E infecciones, llagas, podredumbre, sangre, fracturas, anemias, males venéreos, pústulas, dolor.
Marta se arrodilló ante su hermana. Elevó sus brazos abiertos hacia ella y le susurró diez, treinta, cien veces, nunca más, nunca más, nunca más. Y se arrepintió de estar lozana, de estar virgen, de estar viva. Y lloró y escupió en el suelo y maldijo al hermano. Maldijo la tumba del hermano y su maldito nombre y su maldita verga y su maldito cuerpo que ya estaría empezando a pudrirse. Y abrazada a las rodillas flacas, llenas de apostillas, de su hermana dijo:
—No tengo otro dios que tú, María.
Entonces la puerta trasera se cerró de un golpe y dieron un grito. Carajo, el viento. María se vistió y entraron a la casa, de repente inhóspita y helada como una cueva. Al acercar la vela a la mesa, se dieron cuenta de que esa especie de corteza sobre los restos del pollo eran decenas de cucarachas grandes de color tostado que empezaron a correr por la mesa haciendo un ruido crujiente de hojas secas. Las dos gritaron como si hubieran visto un aparecido. Marta dijo que en esos casos, y solo en esos casos, es cuando se necesita un hombre en la casa y María, que estaba subida a una silla y con las faldas arrebujadas hasta la cintura, empezó a reírse como una posesa y a responder que no, que prefería a las cucarachas, todas las del mundo, a tener a un hombre en casa.

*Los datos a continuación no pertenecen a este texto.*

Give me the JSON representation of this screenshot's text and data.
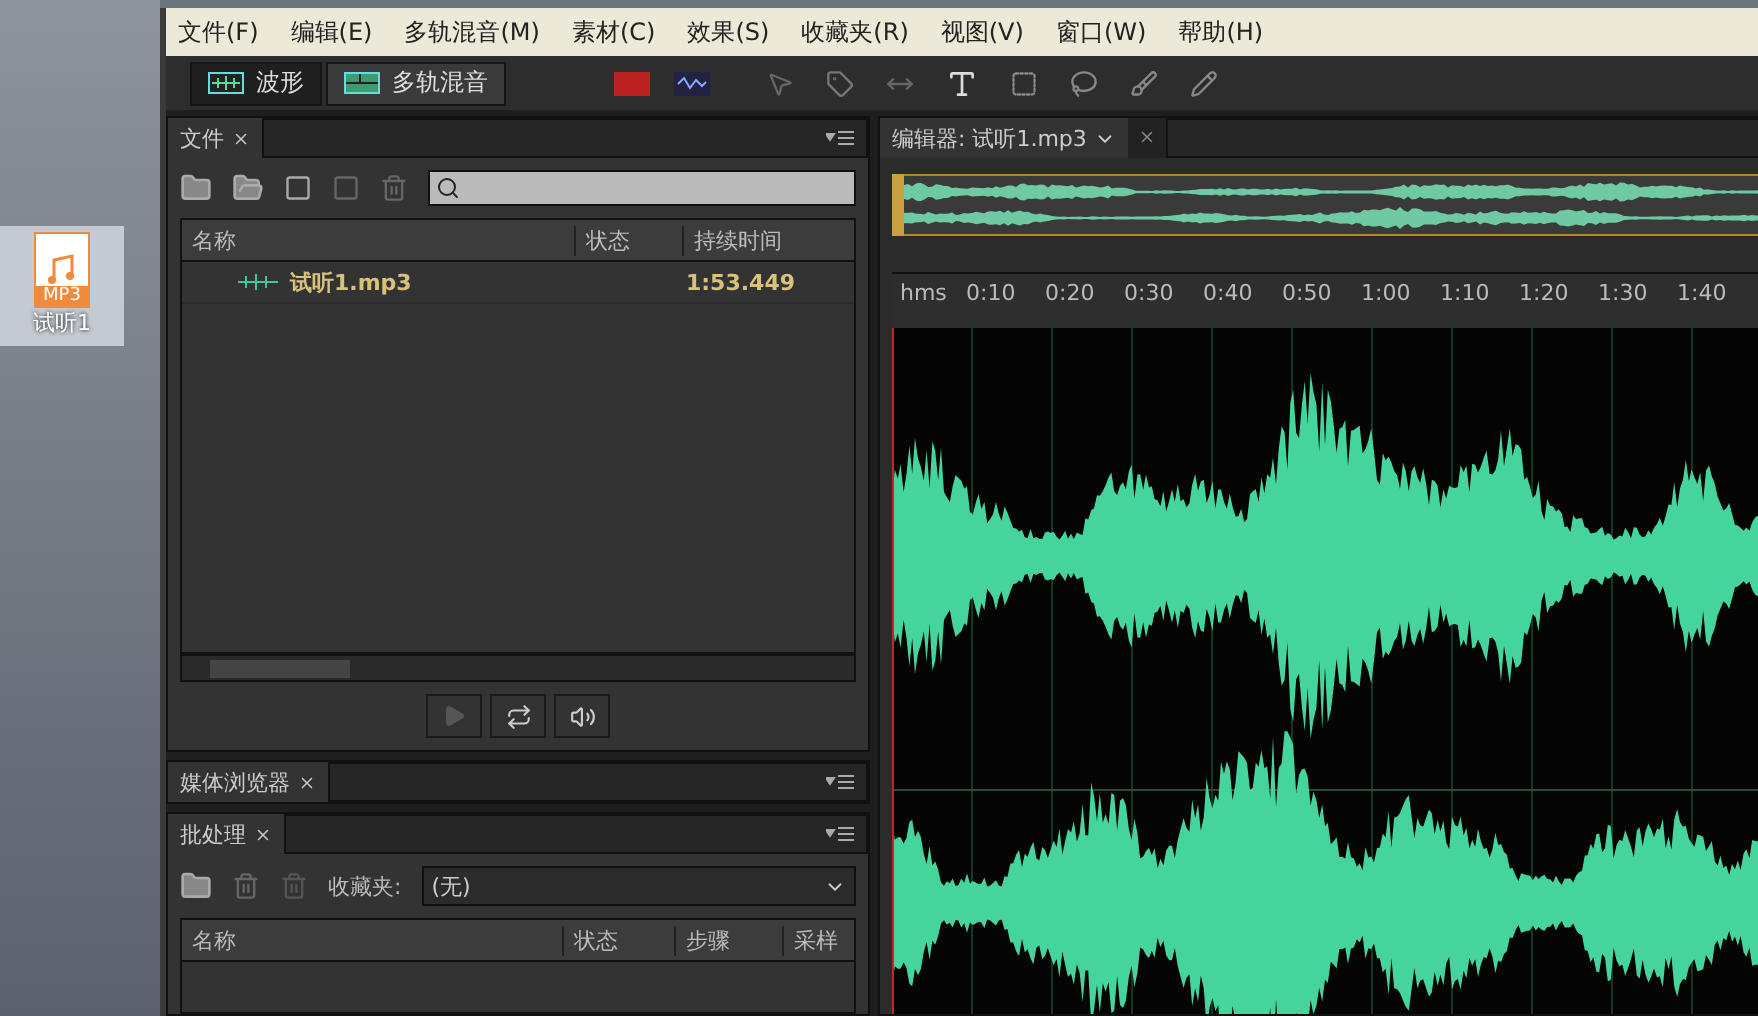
{
  "desktop_icon": {
    "badge": "MP3",
    "label": "试听1"
  },
  "menu": [
    "文件(F)",
    "编辑(E)",
    "多轨混音(M)",
    "素材(C)",
    "效果(S)",
    "收藏夹(R)",
    "视图(V)",
    "窗口(W)",
    "帮助(H)"
  ],
  "toolbar": {
    "modes": [
      {
        "label": "波形",
        "selected": true
      },
      {
        "label": "多轨混音",
        "selected": false
      }
    ]
  },
  "files_panel": {
    "tab": "文件",
    "columns": [
      "名称",
      "状态",
      "持续时间"
    ],
    "rows": [
      {
        "name": "试听1.mp3",
        "duration": "1:53.449",
        "selected": false
      }
    ]
  },
  "media_browser": {
    "tab": "媒体浏览器"
  },
  "batch_panel": {
    "tab": "批处理",
    "favorites_label": "收藏夹:",
    "favorites_value": "(无)",
    "columns": [
      "名称",
      "状态",
      "步骤",
      "采样"
    ]
  },
  "editor": {
    "tab": "编辑器: 试听1.mp3",
    "ruler_unit": "hms",
    "ticks": [
      "0:10",
      "0:20",
      "0:30",
      "0:40",
      "0:50",
      "1:00",
      "1:10",
      "1:20",
      "1:30",
      "1:40"
    ]
  }
}
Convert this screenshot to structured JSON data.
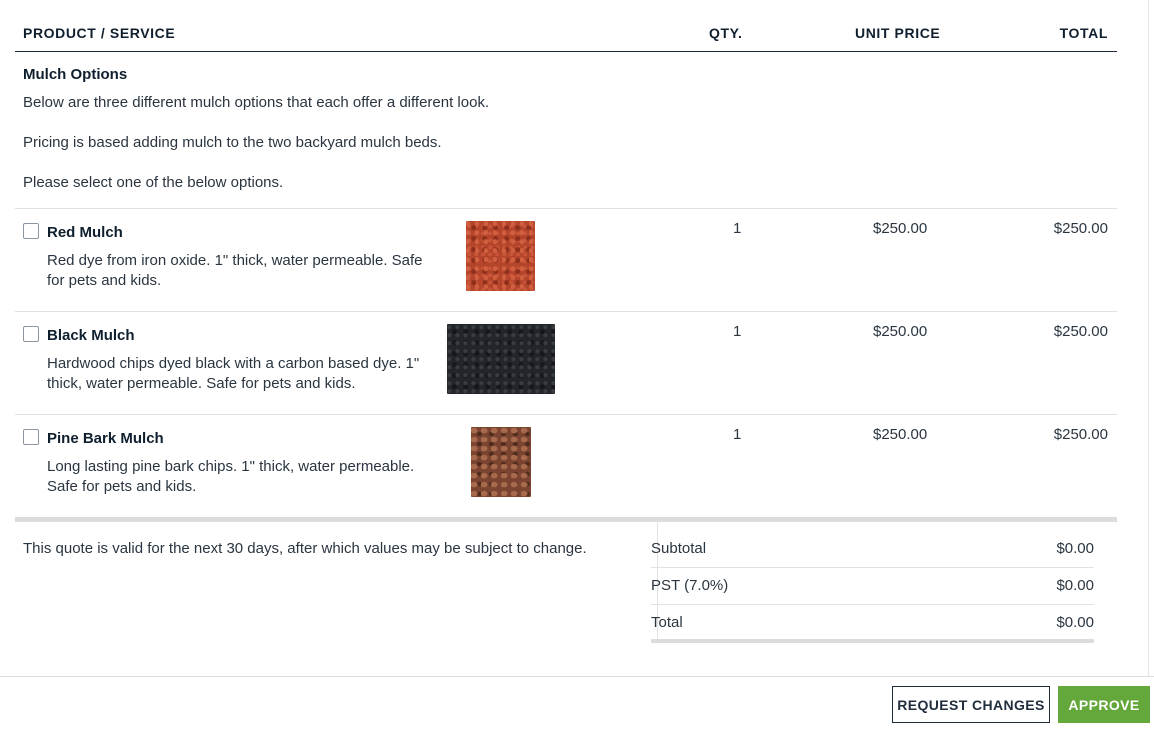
{
  "table_header": {
    "product": "PRODUCT / SERVICE",
    "qty": "QTY.",
    "unit_price": "UNIT PRICE",
    "total": "TOTAL"
  },
  "section": {
    "title": "Mulch Options",
    "lines": [
      "Below are three different mulch options that each offer a different look.",
      "Pricing is based adding mulch to the two backyard mulch beds.",
      "Please select one of the below options."
    ]
  },
  "items": [
    {
      "name": "Red Mulch",
      "description": "Red dye from iron oxide. 1\" thick, water permeable. Safe for pets and kids.",
      "qty": "1",
      "unit_price": "$250.00",
      "total": "$250.00",
      "checked": false,
      "swatch_color": "#b4442a"
    },
    {
      "name": "Black Mulch",
      "description": "Hardwood chips dyed black with a carbon based dye. 1\" thick, water permeable. Safe for pets and kids.",
      "qty": "1",
      "unit_price": "$250.00",
      "total": "$250.00",
      "checked": false,
      "swatch_color": "#22252a"
    },
    {
      "name": "Pine Bark Mulch",
      "description": "Long lasting pine bark chips. 1\" thick, water permeable. Safe for pets and kids.",
      "qty": "1",
      "unit_price": "$250.00",
      "total": "$250.00",
      "checked": false,
      "swatch_color": "#7a4430"
    }
  ],
  "footer_note": "This quote is valid for the next 30 days, after which values may be subject to change.",
  "summary": [
    {
      "label": "Subtotal",
      "value": "$0.00"
    },
    {
      "label": "PST (7.0%)",
      "value": "$0.00"
    },
    {
      "label": "Total",
      "value": "$0.00"
    }
  ],
  "actions": {
    "request_changes": "REQUEST CHANGES",
    "approve": "APPROVE"
  },
  "colors": {
    "approve_button": "#64a73a",
    "text_dark": "#0f1f2e"
  }
}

Entonces saltó con los dos pies desnudos al suelo y cayó, precisa, un pie sobre cada una, sobre dos cucarachas que se destaparon como una cajita y soltaron un jugo blanquinoso. Marta le decía que se callara, que las iban a escuchar, pero también se reía de que una estupidez como esa las hubiera hecho gritar así y de que su hermana no llevara ropa interior en mitad del comedor y de que no necesitaban a un hombre, menos a ese hombre y, mientras tanto, no paraba de mover las piernas y de sacudirse el vestido por si a algún bicho se le ocurriera trepársele y parecía que estuviera bailando y si alguien las hubiera visto: la una desnuda de cintura para abajo, pura risa, matando cucarachas y la otra bailando como una cualquiera, nunca hubiera pensado que hace apenas cuatro días, cuatro, un hermano, el único hermano, se les murió a esas dos mujeres.
Pero así era.
Llevaba tiempo enfermo, decían que era algún mal que se había traído del desierto. Que se había traído de alguna mujer del desierto, pensaba María, pero jamás lo comentó con su hermana ni con nadie. Ella había visto cosas así: hombres sanos al pie de la tumba en cuestión de meses, con las vergüenzas negras, quemadas como la paja del arroz y delirando sobre el demonio o el sabor dulcísimo de los dátiles de alguna tierra que no existe. María estaba segura de que su hermano había muerto de pecado, pero ¿quién lo creería? Ella era la que arrastraba esa carga, no su hermano, sí, claro, su perfecto hermano: limpio como las aguas del cielo. María era memoriosa. Recordaba el día en el que su hermano la echó de la casa principal y la puso a dormir más allá de los esclavos y de las cuadras, en un establo oscuro, apenas cubierto. Su hermana puta no merecía dormir en lino ni en seda bordada como Marta, la hermana buena, la hermana mística. La puta merecía dormir entre ratas y sobre jergones hediondos. La puta, aliada del maligno, se tocaba entre las piernas y gemía. En eso consistía ser puta: en gustar del gusto. Una vez la vio. Entró a la habitación y encontró a María con la mano entre las piernas. En esta casa no va a haber putas, dijo. Eso fue todo. Esa noche la ató a un abrevadero y bajo las estrellas preciosas le partió la cara a patadas. Cuando Marta salió a pedir piedad, él levantó la mano y le dijo que si daba un paso más la mataría. Te haré lo mismo, le dijo, pero además te mataré. Quien defiende a una puta es una puta, le gritó. Y entonces Marta se quedó arrodillada sobre el polvo del patio viendo a su hermano romper a su hermanita a golpes.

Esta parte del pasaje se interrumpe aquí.